I don’t want to harp on this all day, but this has been how Kushner/Trump have governed America over the last four years. “That’s their problem,” when they are referring to anyone who doesn’t benefit Donald Trump politically. Obviously, I’m no fan of the Republican Party, even before Donald Trump, but the two parties used to argue over policy differences. Now they argue over facts. Arguably the most dangerous and toxic thing that Trump has done over the last four years — and the one thing that we may not be able to undo — is violently pit Democrats and Republicans against each other. The country has thrown all common sense out the door. It’s not right vs. wrong. It’s Democrat vs. Republican, and the GOP is literally willing to risk their own lives and the lives of hundreds of thousands of others to take a side opposing the Democrats, even when the Democrats are right. I mean, when a 17-year-old kills two people with a semi-automatic rifle and you find yourself defending his actions, you have to wonder where the hell things went wrong.

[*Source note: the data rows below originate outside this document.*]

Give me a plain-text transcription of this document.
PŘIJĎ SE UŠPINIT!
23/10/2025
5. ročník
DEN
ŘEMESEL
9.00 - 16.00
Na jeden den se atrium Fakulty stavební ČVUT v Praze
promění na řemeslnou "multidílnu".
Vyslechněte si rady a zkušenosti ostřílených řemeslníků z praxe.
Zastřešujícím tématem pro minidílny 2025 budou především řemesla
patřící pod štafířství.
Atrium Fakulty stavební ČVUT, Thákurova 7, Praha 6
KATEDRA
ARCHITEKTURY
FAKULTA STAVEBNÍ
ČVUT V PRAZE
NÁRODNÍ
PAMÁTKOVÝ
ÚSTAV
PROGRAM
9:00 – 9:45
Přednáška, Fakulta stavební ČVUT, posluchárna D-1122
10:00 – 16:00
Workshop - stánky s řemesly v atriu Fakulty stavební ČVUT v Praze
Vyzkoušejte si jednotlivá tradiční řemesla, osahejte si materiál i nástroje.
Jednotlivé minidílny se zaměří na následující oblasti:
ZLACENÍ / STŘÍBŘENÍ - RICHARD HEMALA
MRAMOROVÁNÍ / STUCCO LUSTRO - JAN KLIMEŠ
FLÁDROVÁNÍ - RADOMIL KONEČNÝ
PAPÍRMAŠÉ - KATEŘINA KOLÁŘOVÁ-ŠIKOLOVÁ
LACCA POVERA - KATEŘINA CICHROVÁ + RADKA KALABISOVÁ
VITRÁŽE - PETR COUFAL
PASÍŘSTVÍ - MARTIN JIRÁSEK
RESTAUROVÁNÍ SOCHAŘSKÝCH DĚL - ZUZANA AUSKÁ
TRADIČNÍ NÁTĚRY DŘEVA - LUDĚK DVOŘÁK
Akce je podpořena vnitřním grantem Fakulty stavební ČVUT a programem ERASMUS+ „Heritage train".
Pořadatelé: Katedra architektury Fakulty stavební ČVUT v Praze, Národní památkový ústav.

I’d like to think that Democrats are above that, that if Trump had followed through on the above plans and pushed masks and federal lockdowns, that we’d have embraced masks, and lockdowns, and science, but it’s almost impossible for me to envision an America in which both sides agree on something even as sensible Twizzlers over Red Vines (obviously). It’s hard for me to imagine a country where I don’t hate Republicans, and they don’t hate Democrats, and where the two sides take opposite positions not out of reason, but out of spite. I can’t imagine a worse scenario than having a President who is outright hostile toward the well being of roughly 60 percent of the country, who only serves those states who vote for him.
I guess we’ll find out how deeply entrenched our divisions are when a vaccine arrives. Obviously, no Democrat is going to accept a vaccine before election day, but if one comes in December or January — as the pharmaceutical companies have suggested — will Democrats take it? If Biden wins, will Democrats take it after his inauguration, and if we do, will Republicans reject the vaccine then? I have no idea. Trump has broken us, and I’m not sure the United States will ever be able to make a decision together again.